The Magicians starts with a blatant reference to C.S. Lewis' Narnia series: our somewhat neurotic hero Quentin Coldwater (Jason Ralph) is a huge fan of a book series called Fillory and Further where three people (in their teens) find their way to another world - called "Fillory" - by stepping into a grandfather clock. I haven't read the books this is based on, but the author Lev Grossman has acknowledged The Lion, the Witch and the Wardrobe as a huge influence; so it would seem this is both intentional and originating with the author (rather than the TV writers). By the end of the first episode, the references to Harry Potter have also been made abundantly clear, as Quentin is singled out by "The Beast," the evil dude who already knows the name of our magical freshman.

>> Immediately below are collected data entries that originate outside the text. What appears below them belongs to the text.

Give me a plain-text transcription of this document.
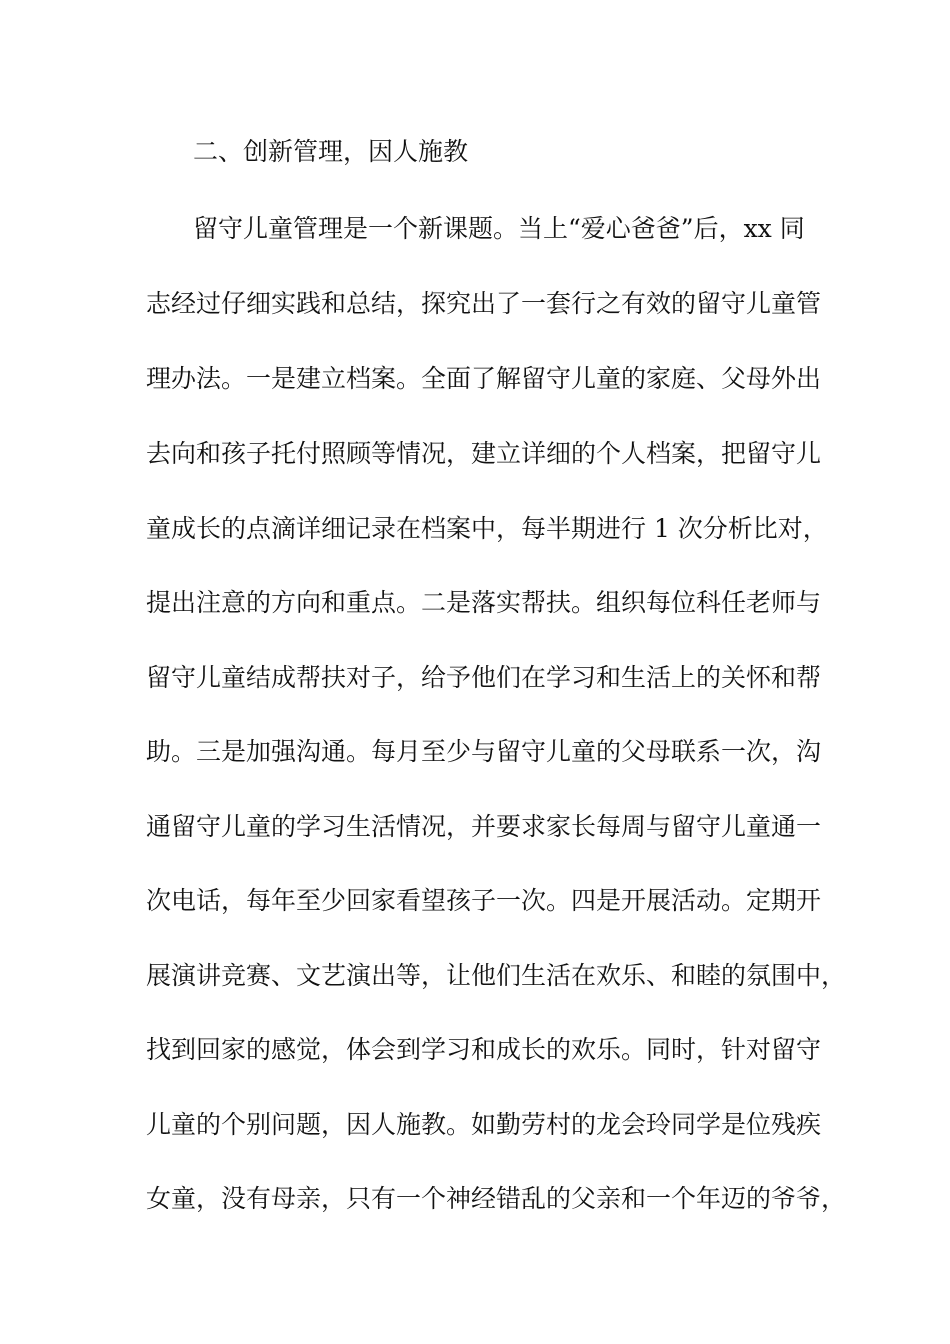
二、创新管理，因人施教
留守儿童管理是一个新课题。当上“爱心爸爸”后，xx 同
志经过仔细实践和总结，探究出了一套行之有效的留守儿童管
理办法。一是建立档案。全面了解留守儿童的家庭、父母外出
去向和孩子托付照顾等情况，建立详细的个人档案，把留守儿
童成长的点滴详细记录在档案中，每半期进行 1 次分析比对，
提出注意的方向和重点。二是落实帮扶。组织每位科任老师与
留守儿童结成帮扶对子，给予他们在学习和生活上的关怀和帮
助。三是加强沟通。每月至少与留守儿童的父母联系一次，沟
通留守儿童的学习生活情况，并要求家长每周与留守儿童通一
次电话，每年至少回家看望孩子一次。四是开展活动。定期开
展演讲竞赛、文艺演出等，让他们生活在欢乐、和睦的氛围中，
找到回家的感觉，体会到学习和成长的欢乐。同时，针对留守
儿童的个别问题，因人施教。如勤劳村的龙会玲同学是位残疾
女童，没有母亲，只有一个神经错乱的父亲和一个年迈的爷爷，
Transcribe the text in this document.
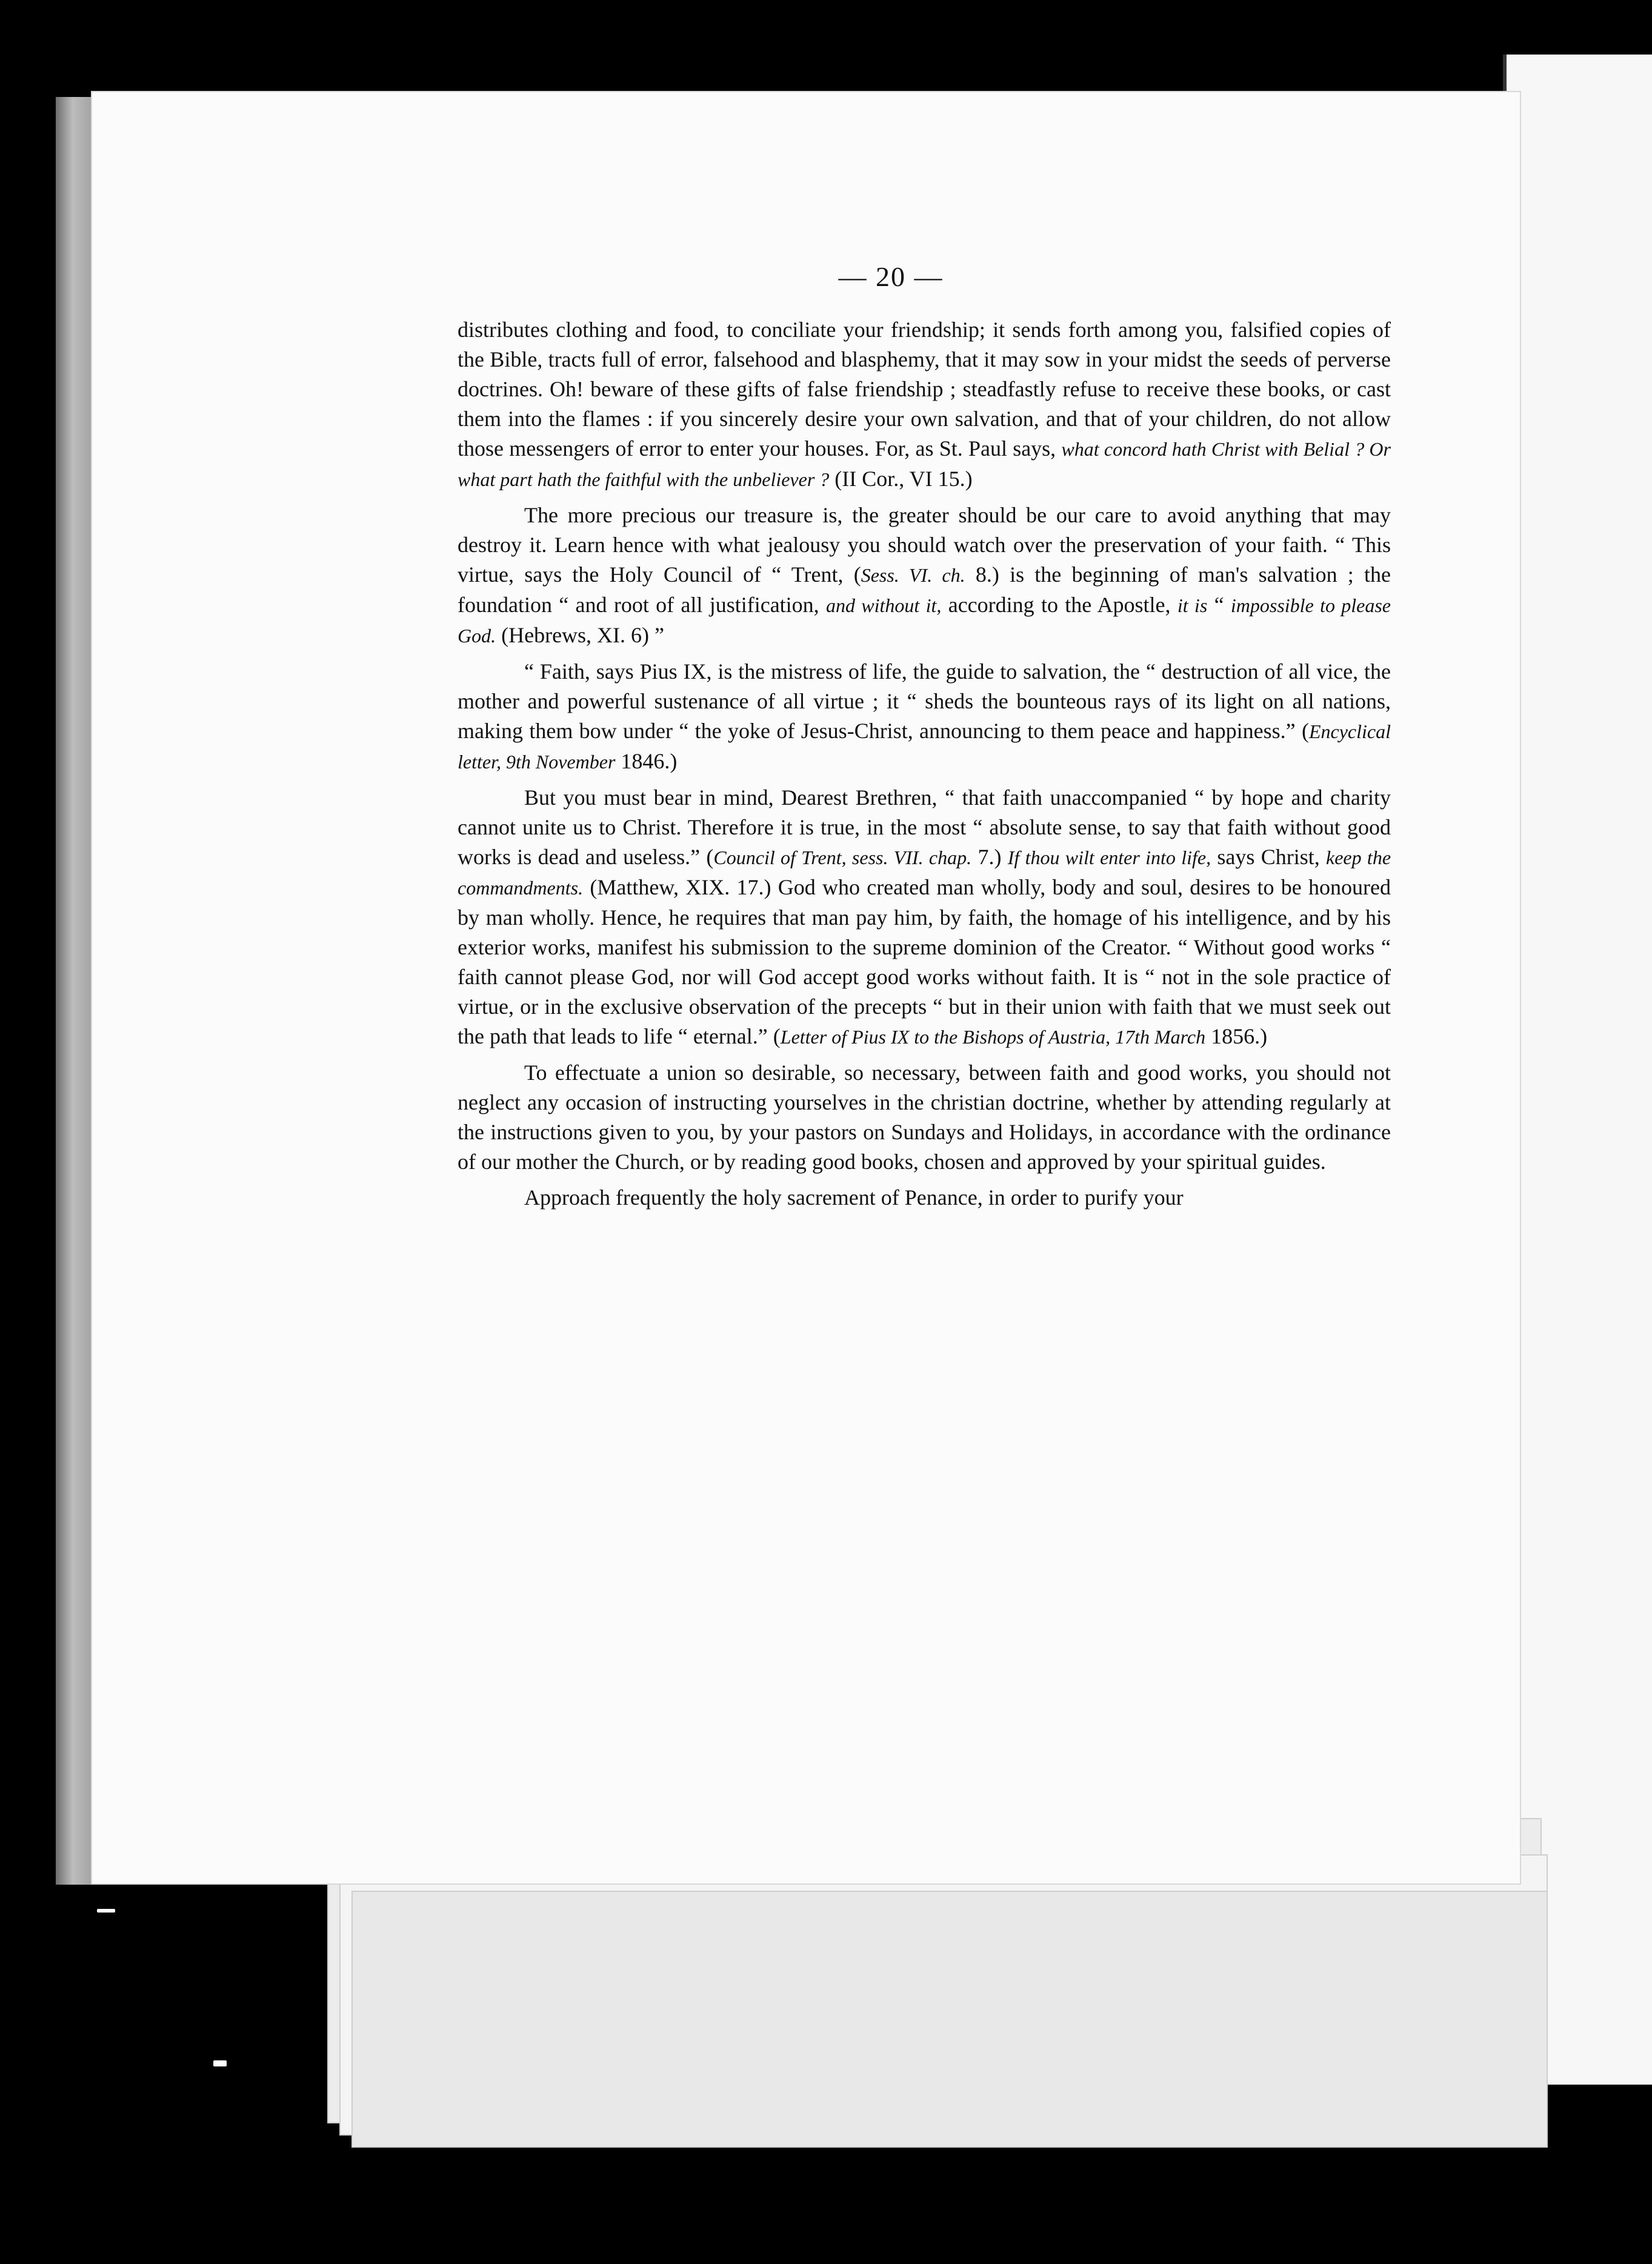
— 20 —

distributes clothing and food, to conciliate your friendship; it sends forth among you, falsified copies of the Bible, tracts full of error, falsehood and blasphemy, that it may sow in your midst the seeds of perverse doctrines. Oh! beware of these gifts of false friendship ; steadfastly refuse to receive these books, or cast them into the flames : if you sincerely desire your own salvation, and that of your children, do not allow those messengers of error to enter your houses. For, as St. Paul says, what concord hath Christ with Belial ? Or what part hath the faithful with the unbeliever ? (II Cor., VI 15.)

The more precious our treasure is, the greater should be our care to avoid anything that may destroy it. Learn hence with what jealousy you should watch over the preservation of your faith. “ This virtue, says the Holy Council of “ Trent, (Sess. VI. ch. 8.) is the beginning of man's salvation ; the foundation “ and root of all justification, and without it, according to the Apostle, it is “ impossible to please God. (Hebrews, XI. 6) ”

“ Faith, says Pius IX, is the mistress of life, the guide to salvation, the “ destruction of all vice, the mother and powerful sustenance of all virtue ; it “ sheds the bounteous rays of its light on all nations, making them bow under “ the yoke of Jesus-Christ, announcing to them peace and happiness.” (Encyclical letter, 9th November 1846.)

But you must bear in mind, Dearest Brethren, “ that faith unaccompanied “ by hope and charity cannot unite us to Christ. Therefore it is true, in the most “ absolute sense, to say that faith without good works is dead and useless.” (Council of Trent, sess. VII. chap. 7.) If thou wilt enter into life, says Christ, keep the commandments. (Matthew, XIX. 17.) God who created man wholly, body and soul, desires to be honoured by man wholly. Hence, he requires that man pay him, by faith, the homage of his intelligence, and by his exterior works, manifest his submission to the supreme dominion of the Creator. “ Without good works “ faith cannot please God, nor will God accept good works without faith. It is “ not in the sole practice of virtue, or in the exclusive observation of the precepts “ but in their union with faith that we must seek out the path that leads to life “ eternal.” (Letter of Pius IX to the Bishops of Austria, 17th March 1856.)

To effectuate a union so desirable, so necessary, between faith and good works, you should not neglect any occasion of instructing yourselves in the christian doctrine, whether by attending regularly at the instructions given to you, by your pastors on Sundays and Holidays, in accordance with the ordinance of our mother the Church, or by reading good books, chosen and approved by your spiritual guides.

Approach frequently the holy sacrement of Penance, in order to purify your
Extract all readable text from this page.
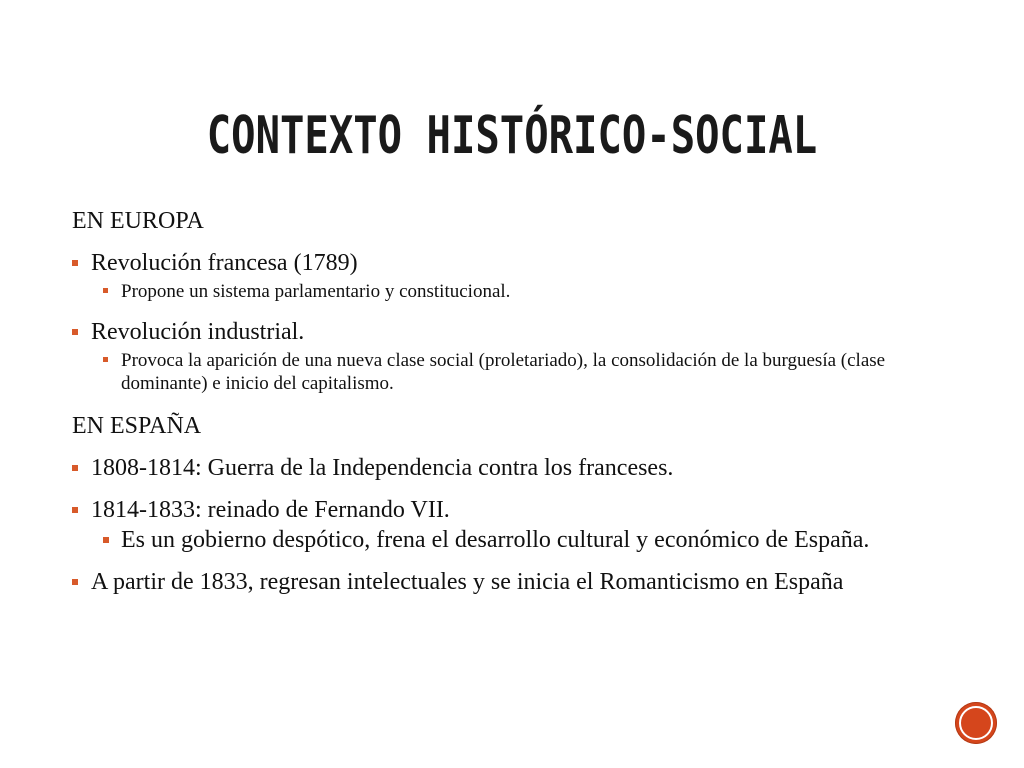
CONTEXTO HISTÓRICO-SOCIAL
EN EUROPA
Revolución francesa (1789)
Propone un sistema parlamentario y constitucional.
Revolución industrial.
Provoca la aparición de una nueva clase social (proletariado), la consolidación de la burguesía (clase dominante) e inicio del capitalismo.
EN ESPAÑA
1808-1814: Guerra de la Independencia contra los franceses.
1814-1833: reinado de Fernando VII.
Es un gobierno despótico, frena el desarrollo cultural y económico de España.
A partir de 1833, regresan intelectuales y se inicia el Romanticismo en España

But he's already got a sidekick, an attractive young woman who knows a lot more about magic than he does: her name in this series is Alice (Olivia Taylor Dudley), but the name "Hermione" might understandably slip into your mind. But to make sure we know it's NOT Harry Potter, two people have sex (floating in the air) by 30 minutes into the first episode.

And thus we have the reviews that say "Harry Potter for adults." What they don't say is "Really - this is Harry Potter, just with some adult elements. And better written."

The falling-out between Quentin and Julia (played by Stella Maeve, Julia had been Quentin's best friend since childhood) in episode 3 was a huge problem for me: the series started so well, and that simply didn't fit. I get that both of them are messed up, but they'd been inseparable friends since childhood and to both lay into each other like that didn't seem likely to me. As we progress it becomes clear that needed to happen for future events, but it didn't really sell me on that when so much of the rest of it has such better human interactions ... I'm also really not a fan of Stella Maeve's acting.

Another Harry Potter similarity: the attitude about magic is "mess with this shit and you die ..." which I have a lot less problem with at the University level, so Brakebills University makes more sense to me than Hogwarts high-school equivalent. Harry Potter expects adult-level responsibility out of children, which never made sense.

But then there's the ending: after 13 episodes of roughly 50 minutes each, they don't wrap anything up. In fact, they leave everyone's lives far more miserable, with most of our main characters mangled and dying. I have a MAJOR issue with cliffhangers. This was also the terminal deal with Julia's character: what she does in this episode caps the least believable story arc of any of our main characters with another choice I failed to believe, leaving me, in combination with the cliffhanger, with zero interest in going on with the series.